The process of commissioning public art is where the resistance lies. The commissioning process causes both practical and legal problems that too often undermine artistic intent, with processes that disengage the work from its meaning.
“Aboriginal artists are up against those with a conservative view of Australia, who are currently sitting on these commissioning committees. We need to broaden diversity on these committees so we can create a public space where all Australians are proud of Indigenous culture in this country.”
NAVA champions artistic courage and challenges governments to design policies that honour Indigenous culture, says NAVA Executive Director, Esther Anatolitis.

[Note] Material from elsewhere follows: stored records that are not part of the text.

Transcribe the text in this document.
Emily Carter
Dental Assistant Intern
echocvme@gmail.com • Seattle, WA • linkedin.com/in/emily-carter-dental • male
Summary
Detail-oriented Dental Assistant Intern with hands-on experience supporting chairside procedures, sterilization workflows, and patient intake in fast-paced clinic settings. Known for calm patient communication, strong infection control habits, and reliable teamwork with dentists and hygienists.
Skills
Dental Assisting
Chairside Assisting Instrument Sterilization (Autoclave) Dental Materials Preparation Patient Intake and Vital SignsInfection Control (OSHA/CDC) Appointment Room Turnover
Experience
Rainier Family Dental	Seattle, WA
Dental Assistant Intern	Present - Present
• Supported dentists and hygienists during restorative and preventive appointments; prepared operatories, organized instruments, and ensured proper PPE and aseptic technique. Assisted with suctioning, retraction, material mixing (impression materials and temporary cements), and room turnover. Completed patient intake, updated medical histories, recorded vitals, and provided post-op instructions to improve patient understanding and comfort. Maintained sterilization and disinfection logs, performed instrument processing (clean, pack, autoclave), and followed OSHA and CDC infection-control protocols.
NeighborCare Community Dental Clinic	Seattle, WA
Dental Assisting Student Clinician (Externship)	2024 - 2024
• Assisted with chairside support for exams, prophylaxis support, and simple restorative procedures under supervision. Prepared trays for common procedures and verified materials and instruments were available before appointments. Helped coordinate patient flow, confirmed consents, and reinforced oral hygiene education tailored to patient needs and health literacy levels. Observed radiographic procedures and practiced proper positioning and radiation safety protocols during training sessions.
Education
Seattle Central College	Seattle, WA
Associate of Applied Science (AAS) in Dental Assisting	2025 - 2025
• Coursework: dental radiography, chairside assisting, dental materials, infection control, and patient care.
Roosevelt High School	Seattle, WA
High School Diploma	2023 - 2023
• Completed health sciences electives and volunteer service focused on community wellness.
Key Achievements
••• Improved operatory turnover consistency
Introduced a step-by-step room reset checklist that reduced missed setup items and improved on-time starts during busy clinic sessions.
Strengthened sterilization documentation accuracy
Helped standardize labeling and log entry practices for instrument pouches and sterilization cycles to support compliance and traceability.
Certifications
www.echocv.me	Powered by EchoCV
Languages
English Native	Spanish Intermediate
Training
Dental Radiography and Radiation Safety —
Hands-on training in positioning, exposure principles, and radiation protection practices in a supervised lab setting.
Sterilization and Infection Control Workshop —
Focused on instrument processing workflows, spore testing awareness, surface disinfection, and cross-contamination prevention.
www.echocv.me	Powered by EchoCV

“Artists shouldn’t feel powerless in the commissioning process, and shouldn’t have to accept their work being compromised and their culture undermined.
“A majority of disputes handled by NAVA concern public art. Time and again we discover that institutional processes are acting as barriers against the participation of Indigenous artists or the development of their work. When commissioning bodies are working with Indigenous artists telling local stories, there’s an ethic that needs to carry through from the very first step to the very last, and that’s about honouring place and telling local stories honestly. We all have so much to learn,” says Anatolitis.
Foley speaks proudly of her work Black Opium, currently at the State Library of Queensland. The work responds to the 1897 Aboriginals Protection and Restriction of the Sale of Opium Act that subjected Indigenous people in Queensland to dependency on opium.
“It was my most enjoyable piece to work on because it was supported by the institution, they embraced the history from the very beginning and didn’t try and shun it. Whereas, other projects I’ve had to fight to share the history,” Foley says.
Meaningful art tells authentic stories of place and culture, however committees are often fearful of taking a risk and causing controversy. Foley argues that it is important to tell Australia’s stories honestly, as it helps to shape our values today and our vision for tomorrow.